Monoclonal antibody specific for tissue factor pathway inhibitor-factor Xa complex

Abstract

Tissue factor pathway inhibitor (TFPI), a Kunitz-type protease inhibitor with three tandem inhibitory domains (K1, K2 and K3), inhibits the initial reactions of the extrinsic blood coagulation pathway through its K1 and K2 domains. We prepared and characterized a monoclonal antibody (Mab8-1) against TFPI-factor Xa (TFPI-Xa) complex. The reactivities of Mab8-1 toward TFPI-Xa complex, TFPI without C-terminal (TFPI-C)-Xa complex, K1K2-Xa complex and K2K3-Xa complex were examined using a surface plasmon resonance analysis (Biacore). The Biacore system allowed a quantitative analysis of antibody-antigen interaction, in real time, from which the association and dissociation rate constants could readily be obtained. The bindings of Mab8-1 to TFPI-Xa complex, TFPI-C-Xa complex and K2K3-Xa complex were each concentration-dependent. However, no binding of Mab8-1 to the K1K2-Xa complex was observed. The binding of Mab8-1 to TFPI or Xa was also not observed. These results suggested that the epitope for Mab8-1 was exposed in the K3 domain of TFPI, which was generated by the conformational change after the formation of TFPI-Xa complex. We then developed an enzyme-linked immunosorbent assay method specific for TFPI-Xa complex using Mab8-1, and we used this assay to measure plasma levels of TFPI-Xa. The normal range assessed from analyses of plasma from 30 normal healthy volunteers was 17.7-66.7 with a mean of 35.5 +/- 11.7 pmol/l. In order to asses the clinical implication of TFPI-Xa complex in the plasma of patients with thrombotic disorders, plasma concentrations were measured in 37 patients with disseminated intravascular coagulation (DIC) caused by a variety of underlying diseases. The TFPI-Xa antigen levels were significantly higher in the patients with DIC (51.9 +/- 21.6 pmol/l) and the 36 patients with pre-DIC (55.1 +/- 20.2 pmol/l) than in the 137 non-DIC patients (37.9 +/- 13.1 pmol/l).

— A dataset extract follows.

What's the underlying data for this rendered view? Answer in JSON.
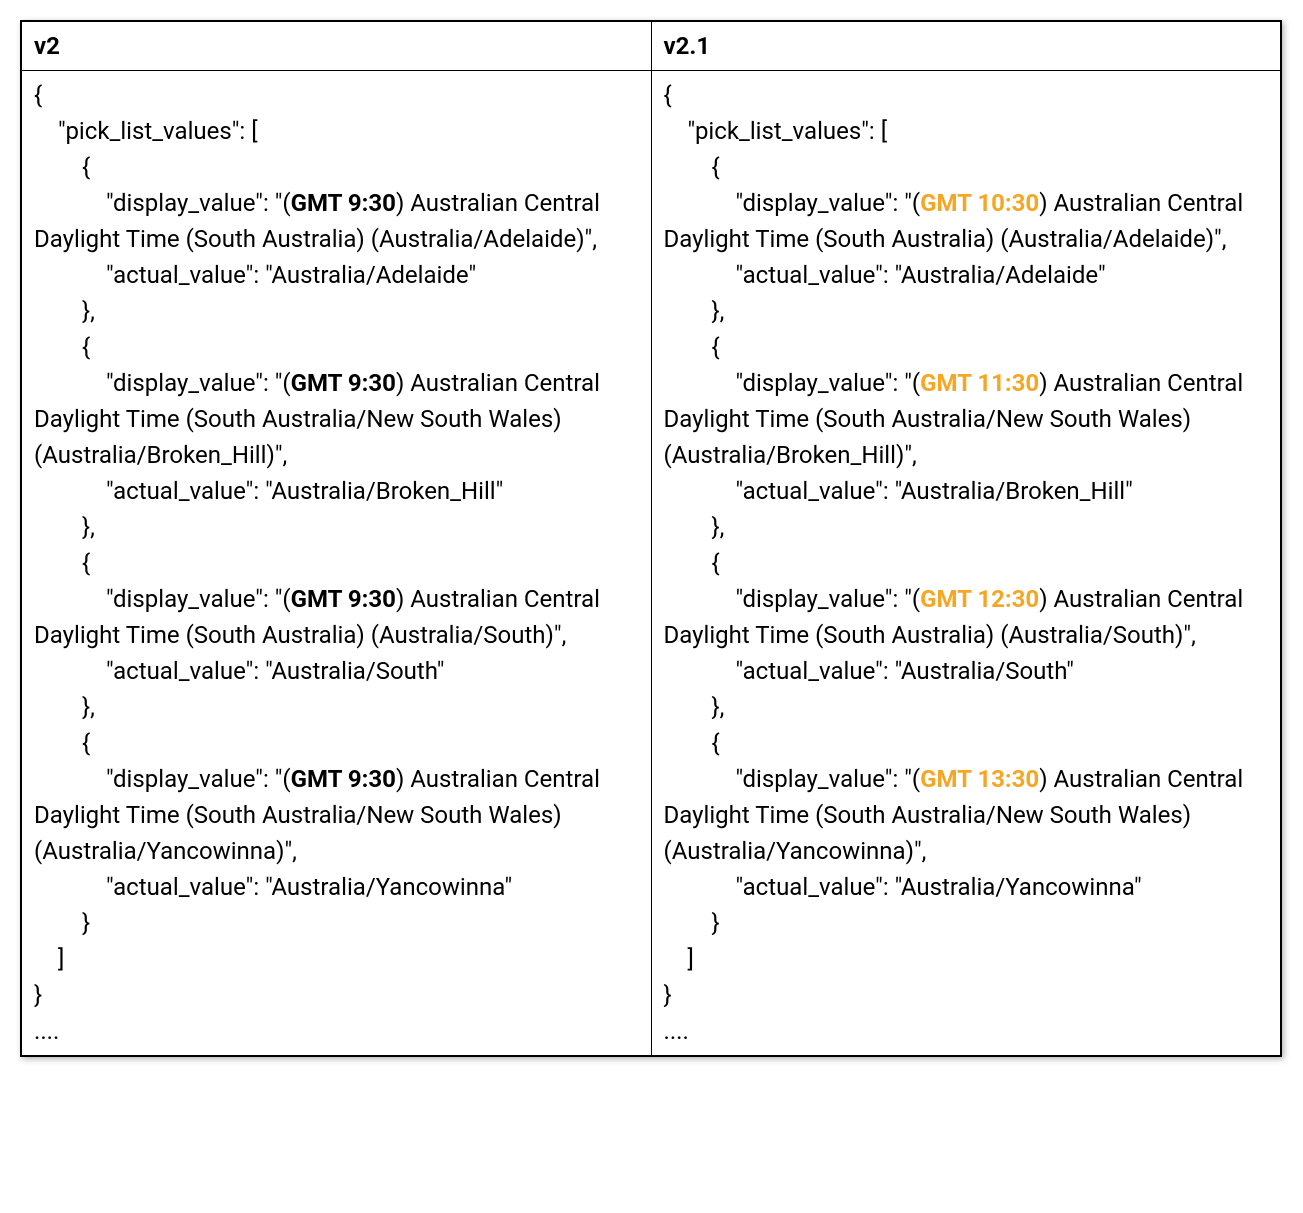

In the patients with DIC or pre-DIC, there was no significant correlation between TFPI-Xa complex and the elevated levels of thrombin-antithrombin complex, plasmin-alpha2 plasmin inhibitor complex, D-dimer, soluble fibrin monomer, soluble thrombomodulin or tissue factor. These data indicate that the plasma level of TFPI-Xa seems to be a novel independent molecular marker of DIC and pre-DIC.